Microraptor was just what it sounds like; essentially a scaled down velociraptor, and thus not particularly close to being an ancestor of modern birds. It's more like their uncle; a bygone sideline. Although rear-leg airfoils may have been fairly common in ancient birds, they obviously are not now, and neither are teeth, nor bony tails. That's what's wonderful about early bird evolution.
Neornithine, or "modern" birds are obviously quite different from archaeopteryx. They lack teeth. Their skulls have a few less bones as well, particularly in front of the eyes. Thanks to a tendonous pulley, the flight muscles that elevate the wing actually sit below the axis of the wings.
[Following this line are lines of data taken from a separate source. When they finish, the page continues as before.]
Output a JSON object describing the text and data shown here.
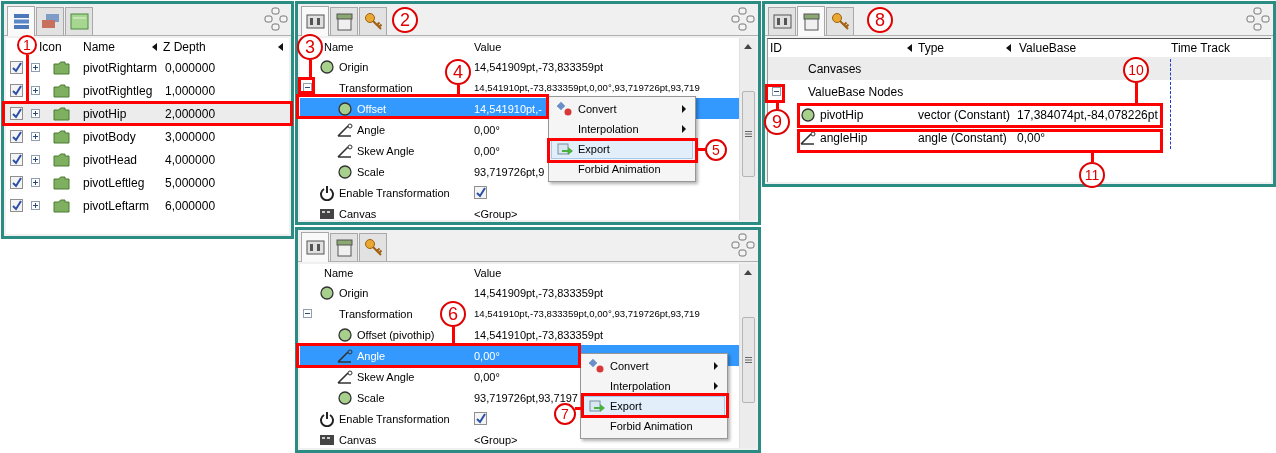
{
  "layers_panel": {
    "tabs": [
      {
        "kind": "layers",
        "selected": true
      },
      {
        "kind": "sets",
        "selected": false
      },
      {
        "kind": "canvas",
        "selected": false
      }
    ],
    "columns": [
      {
        "label": "Icon",
        "sort_arrow": false
      },
      {
        "label": "Name",
        "sort_arrow": true
      },
      {
        "label": "Z Depth",
        "sort_arrow": true
      }
    ],
    "rows": [
      {
        "name": "pivotRightarm",
        "z_depth": "0,000000",
        "visible": true,
        "expanded": false,
        "selected": false
      },
      {
        "name": "pivotRightleg",
        "z_depth": "1,000000",
        "visible": true,
        "expanded": false,
        "selected": false
      },
      {
        "name": "pivotHip",
        "z_depth": "2,000000",
        "visible": true,
        "expanded": false,
        "selected": true
      },
      {
        "name": "pivotBody",
        "z_depth": "3,000000",
        "visible": true,
        "expanded": false,
        "selected": false
      },
      {
        "name": "pivotHead",
        "z_depth": "4,000000",
        "visible": true,
        "expanded": false,
        "selected": false
      },
      {
        "name": "pivotLeftleg",
        "z_depth": "5,000000",
        "visible": true,
        "expanded": false,
        "selected": false
      },
      {
        "name": "pivotLeftarm",
        "z_depth": "6,000000",
        "visible": true,
        "expanded": false,
        "selected": false
      }
    ]
  },
  "params_panels": [
    {
      "tabs": [
        {
          "kind": "params",
          "selected": true
        },
        {
          "kind": "library",
          "selected": false
        },
        {
          "kind": "keyframes",
          "selected": false
        }
      ],
      "columns": [
        {
          "label": "Name"
        },
        {
          "label": "Value"
        }
      ],
      "rows": [
        {
          "kind": "vector",
          "name": "Origin",
          "value": "14,541909pt,-73,833359pt",
          "selected": false
        },
        {
          "kind": "composite",
          "name": "Transformation",
          "value": "14,541910pt,-73,833359pt,0,00°,93,719726pt,93,719",
          "expanded": true,
          "selected": false,
          "children": [
            {
              "kind": "vector",
              "name": "Offset",
              "value": "14,541910pt,-",
              "selected": true
            },
            {
              "kind": "angle",
              "name": "Angle",
              "value": "0,00°",
              "selected": false
            },
            {
              "kind": "angle",
              "name": "Skew Angle",
              "value": "0,00°",
              "selected": false
            },
            {
              "kind": "vector",
              "name": "Scale",
              "value": "93,719726pt,9",
              "selected": false
            }
          ]
        },
        {
          "kind": "bool",
          "name": "Enable Transformation",
          "checked": true,
          "selected": false
        },
        {
          "kind": "canvas",
          "name": "Canvas",
          "value": "<Group>",
          "selected": false
        }
      ],
      "context_menu": {
        "items": [
          {
            "kind": "convert",
            "label": "Convert",
            "submenu": true,
            "highlighted": false
          },
          {
            "kind": "plain",
            "label": "Interpolation",
            "submenu": true,
            "highlighted": false
          },
          {
            "kind": "export",
            "label": "Export",
            "submenu": false,
            "highlighted": true
          },
          {
            "kind": "plain",
            "label": "Forbid Animation",
            "submenu": false,
            "highlighted": false
          }
        ]
      }
    },
    {
      "tabs": [
        {
          "kind": "params",
          "selected": true
        },
        {
          "kind": "library",
          "selected": false
        },
        {
          "kind": "keyframes",
          "selected": false
        }
      ],
      "columns": [
        {
          "label": "Name"
        },
        {
          "label": "Value"
        }
      ],
      "rows": [
        {
          "kind": "vector",
          "name": "Origin",
          "value": "14,541909pt,-73,833359pt",
          "selected": false
        },
        {
          "kind": "composite",
          "name": "Transformation",
          "value": "14,541910pt,-73,833359pt,0,00°,93,719726pt,93,719",
          "expanded": true,
          "selected": false,
          "children": [
            {
              "kind": "vector",
              "name": "Offset (pivothip)",
              "value": "14,541910pt,-73,833359pt",
              "selected": false
            },
            {
              "kind": "angle",
              "name": "Angle",
              "value": "0,00°",
              "selected": true
            },
            {
              "kind": "angle",
              "name": "Skew Angle",
              "value": "0,00°",
              "selected": false
            },
            {
              "kind": "vector",
              "name": "Scale",
              "value": "93,719726pt,93,7197",
              "selected": false
            }
          ]
        },
        {
          "kind": "bool",
          "name": "Enable Transformation",
          "checked": true,
          "selected": false
        },
        {
          "kind": "canvas",
          "name": "Canvas",
          "value": "<Group>",
          "selected": false
        }
      ],
      "context_menu": {
        "items": [
          {
            "kind": "convert",
            "label": "Convert",
            "submenu": true,
            "highlighted": false
          },
          {
            "kind": "plain",
            "label": "Interpolation",
            "submenu": true,
            "highlighted": false
          },
          {
            "kind": "export",
            "label": "Export",
            "submenu": false,
            "highlighted": true
          },
          {
            "kind": "plain",
            "label": "Forbid Animation",
            "submenu": false,
            "highlighted": false
          }
        ]
      }
    }
  ],
  "library_panel": {
    "tabs": [
      {
        "kind": "params",
        "selected": false
      },
      {
        "kind": "library",
        "selected": true
      },
      {
        "kind": "keyframes",
        "selected": false
      }
    ],
    "columns": [
      {
        "label": "ID",
        "sort_arrow": true
      },
      {
        "label": "Type",
        "sort_arrow": true
      },
      {
        "label": "ValueBase",
        "sort_arrow": false
      },
      {
        "label": "Time Track",
        "sort_arrow": false
      }
    ],
    "rows": [
      {
        "kind": "group",
        "id": "Canvases"
      },
      {
        "kind": "group",
        "id": "ValueBase Nodes",
        "expanded": true,
        "children": [
          {
            "kind": "vector",
            "id": "pivotHip",
            "type": "vector (Constant)",
            "value": "17,384074pt,-84,078226pt"
          },
          {
            "kind": "angle",
            "id": "angleHip",
            "type": "angle (Constant)",
            "value": "0,00°"
          }
        ]
      }
    ]
  },
  "callouts": [
    {
      "number": "1"
    },
    {
      "number": "2"
    },
    {
      "number": "3"
    },
    {
      "number": "4"
    },
    {
      "number": "5"
    },
    {
      "number": "6"
    },
    {
      "number": "7"
    },
    {
      "number": "8"
    },
    {
      "number": "9"
    },
    {
      "number": "10"
    },
    {
      "number": "11"
    }
  ]
}
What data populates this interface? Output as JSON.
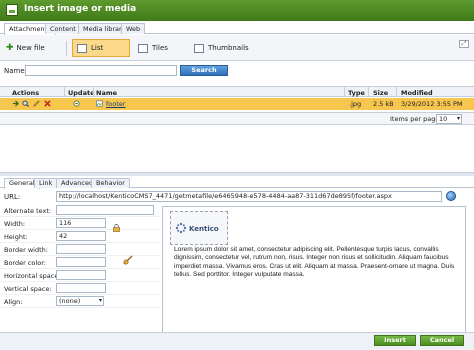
{
  "window": {
    "title": "Insert image or media"
  },
  "top_tabs": [
    "Attachments",
    "Content",
    "Media libraries",
    "Web"
  ],
  "toolbar": {
    "new_file": "New file",
    "list": "List",
    "tiles": "Tiles",
    "thumbnails": "Thumbnails"
  },
  "search": {
    "name_label": "Name:",
    "name_value": "",
    "button": "Search"
  },
  "grid": {
    "headers": {
      "actions": "Actions",
      "update": "Update",
      "name": "Name",
      "type": "Type",
      "size": "Size",
      "modified": "Modified"
    },
    "rows": [
      {
        "name": "footer",
        "type": ".jpg",
        "size": "2.5 kB",
        "modified": "3/29/2012 3:55 PM"
      }
    ]
  },
  "pager": {
    "label": "Items per page:",
    "value": "10"
  },
  "props_tabs": [
    "General",
    "Link",
    "Advanced",
    "Behavior"
  ],
  "url": {
    "label": "URL:",
    "value": "http://localhost/KenticoCMS7_4471/getmetafile/e6465948-e578-4484-aa87-311d67de895f/footer.aspx"
  },
  "props": {
    "alternate_text": {
      "label": "Alternate text:",
      "value": ""
    },
    "width": {
      "label": "Width:",
      "value": "116"
    },
    "height": {
      "label": "Height:",
      "value": "42"
    },
    "border_width": {
      "label": "Border width:",
      "value": ""
    },
    "border_color": {
      "label": "Border color:",
      "value": ""
    },
    "horizontal_space": {
      "label": "Horizontal space:",
      "value": ""
    },
    "vertical_space": {
      "label": "Vertical space:",
      "value": ""
    },
    "align": {
      "label": "Align:",
      "value": "(none)"
    }
  },
  "preview": {
    "logo_text": "Kentico",
    "text": "Lorem ipsum dolor sit amet, consectetur adipiscing elit. Pellentesque turpis lacus, convallis dignissim, consectetur vel, rutrum non, risus. Integer non risus et sollicitudin. Aliquam faucibus imperdiet massa. Vivamus eros. Cras ut elit. Aliquam at massa. Praesent-ornare ut magna. Duis tellus. Sed porttitor. Integer vulputate massa."
  },
  "buttons": {
    "insert": "Insert",
    "cancel": "Cancel"
  },
  "colors": {
    "title_bar": "#4d8724",
    "selected_row": "#f7c64e",
    "accent_button": "#2f72bb"
  }
}
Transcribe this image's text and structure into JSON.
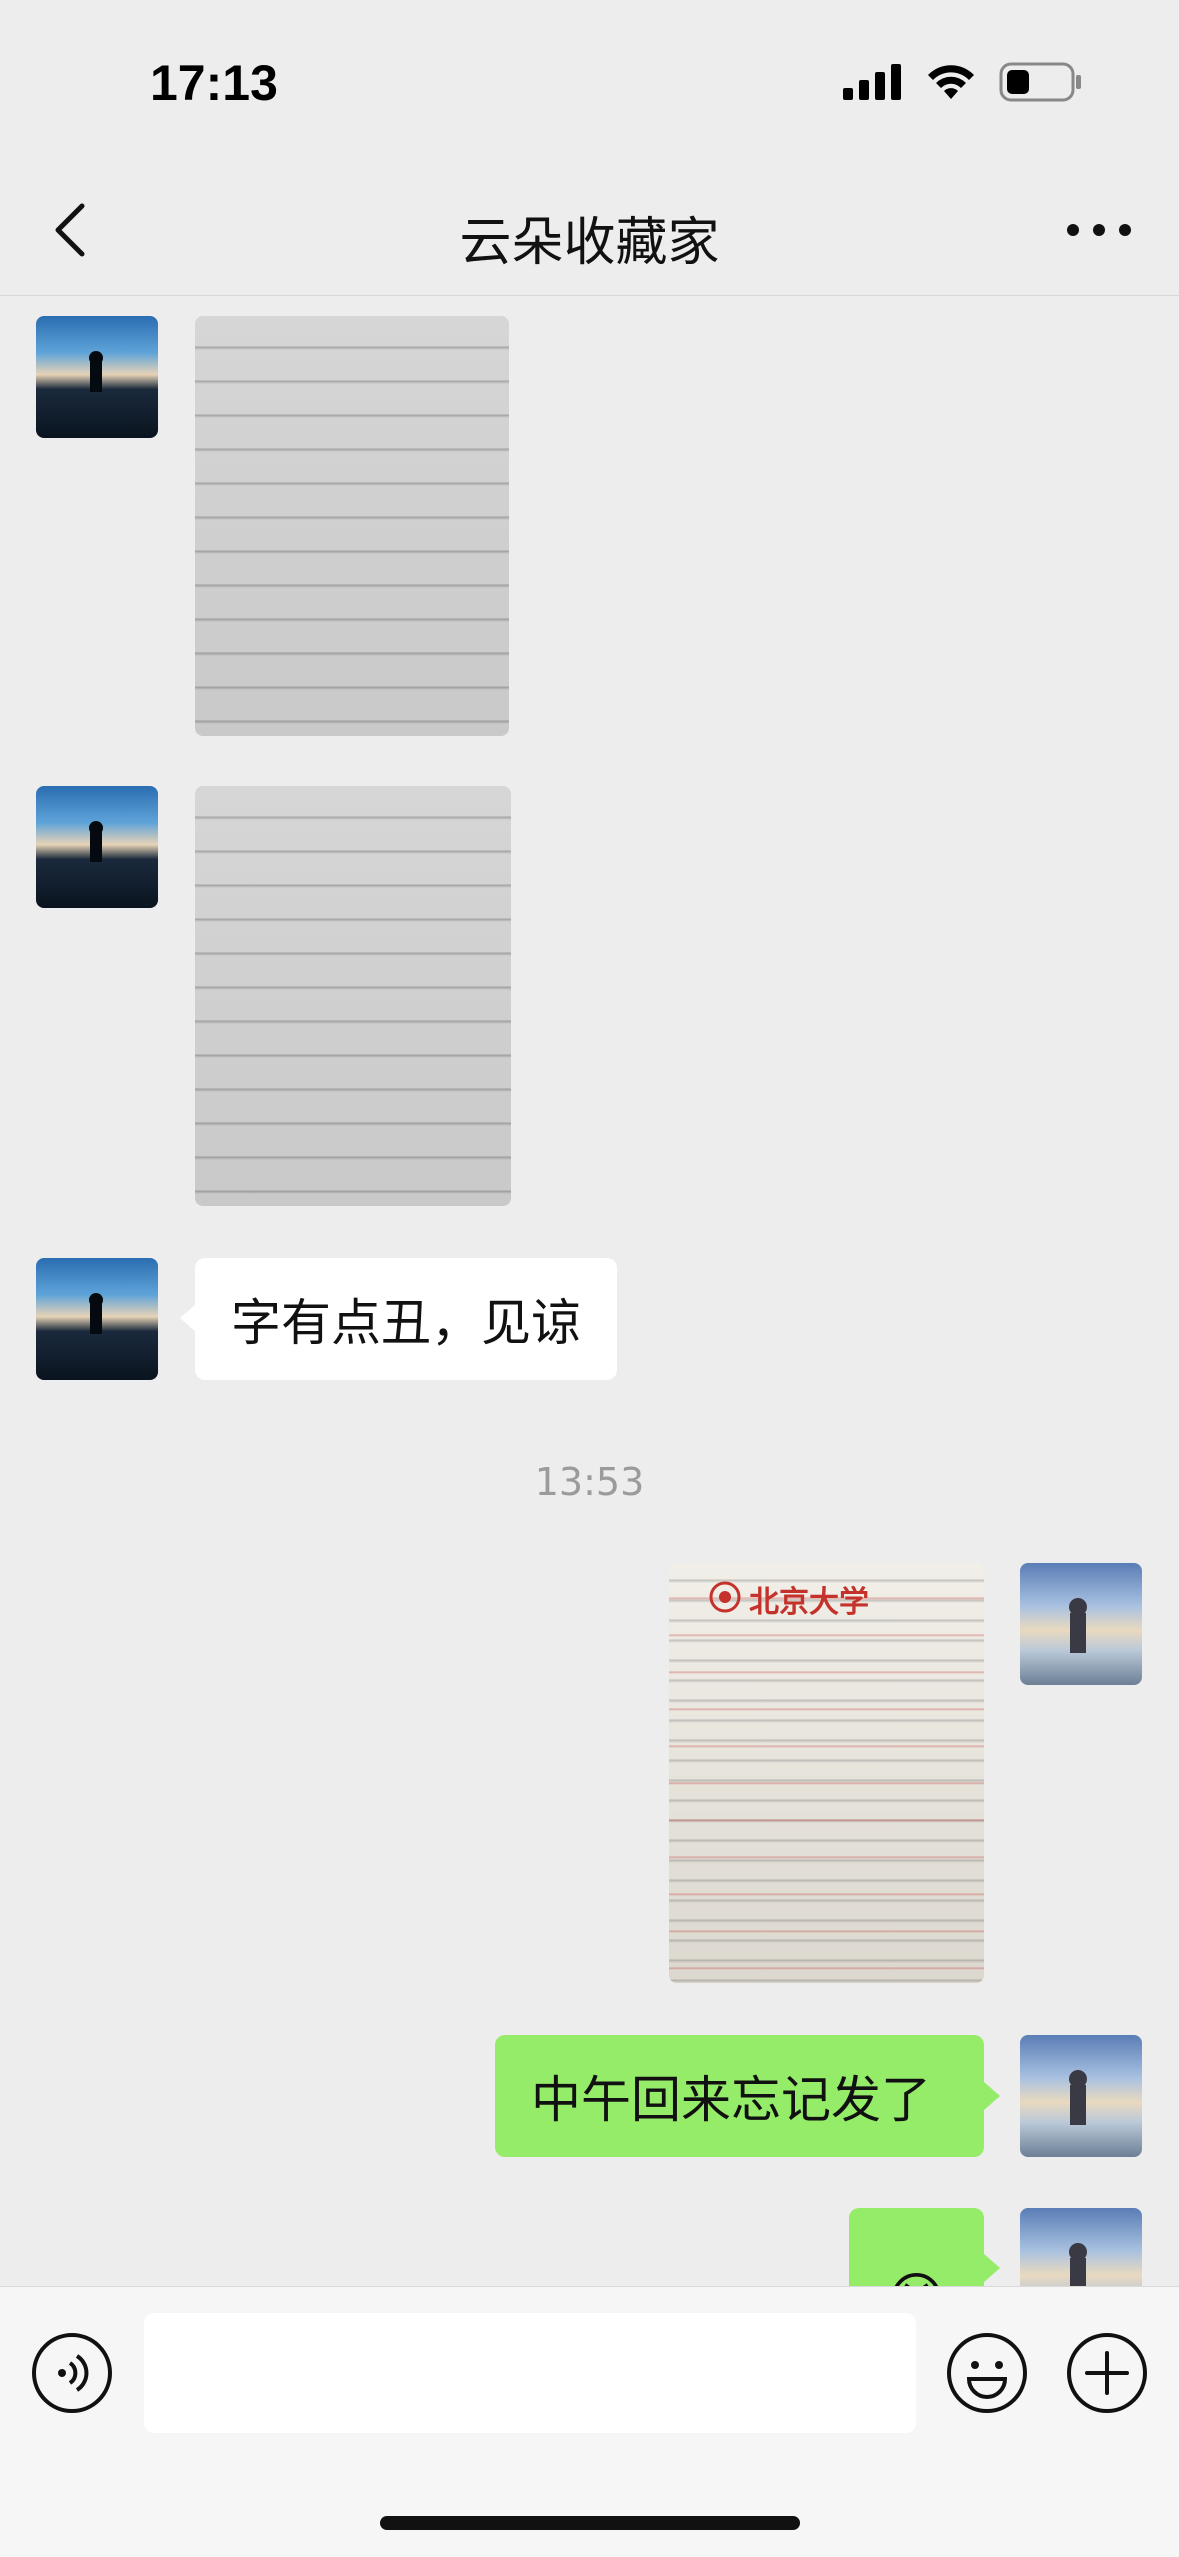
{
  "status_bar": {
    "time": "17:13"
  },
  "header": {
    "title": "云朵收藏家"
  },
  "messages": [
    {
      "type": "image",
      "side": "left",
      "description_icon": "handwritten-notes-photo"
    },
    {
      "type": "image",
      "side": "left",
      "description_icon": "handwritten-notes-photo"
    },
    {
      "type": "text",
      "side": "left",
      "text": "字有点丑，见谅"
    },
    {
      "type": "timestamp",
      "text": "13:53"
    },
    {
      "type": "image",
      "side": "right",
      "description_icon": "peking-university-letter-photo",
      "letterhead": "北京大学"
    },
    {
      "type": "text",
      "side": "right",
      "text": "中午回来忘记发了"
    },
    {
      "type": "emoji",
      "side": "right",
      "text": "😭"
    }
  ],
  "colors": {
    "background": "#ededed",
    "bubble_self": "#95ec69",
    "bubble_other": "#ffffff",
    "timestamp": "#9b9b9b"
  }
}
They don't have any bones in their tails, excepting a few stumpy ones that anchor their tail feathers.
During the late cretaceous, the final act for most dinosaurs, and indeed most birds, the skies were populated with all sorts of curious intermediates. Particularly, there was one group of birds that lacked the pulley-system of modern birds, but shared, or convergently developed toothless bills and short tails. These are called the enantiornithines, and they were actually quite common. They went extinct at the same time as the dinosaurs for reasons that are by no means clear.
So, while the dinosaur->bird connection is fairly clear, everything else is not. Why did only one group of birds (the neornithines) survive the KT boundry? How diverse were they at the time of the extinction anyhow?
There's reason to believe that the most recent living ancestor of all living birds diversified out into all the extant clades of the neornithines sometime in the late cretaceous, which would place it flitting about above the heads of T. rex, triceratops, and sharing the skies with the much more common enantiornithines and the very last of the pterosaurs. Of course, there's also reason to believe that the last common ancestor of all living birds, or at least most living birds, evolved much later than that, say, by ten million years or so. Alas, the fossil record of the paleocene, the period immediately after the extinction of most dinosaurs, just plain sucks, and small, hollow bird bones don't preserve that well anyway.
So the matter is still up in the air, and microraptor is, thankfully, irrelevant to it.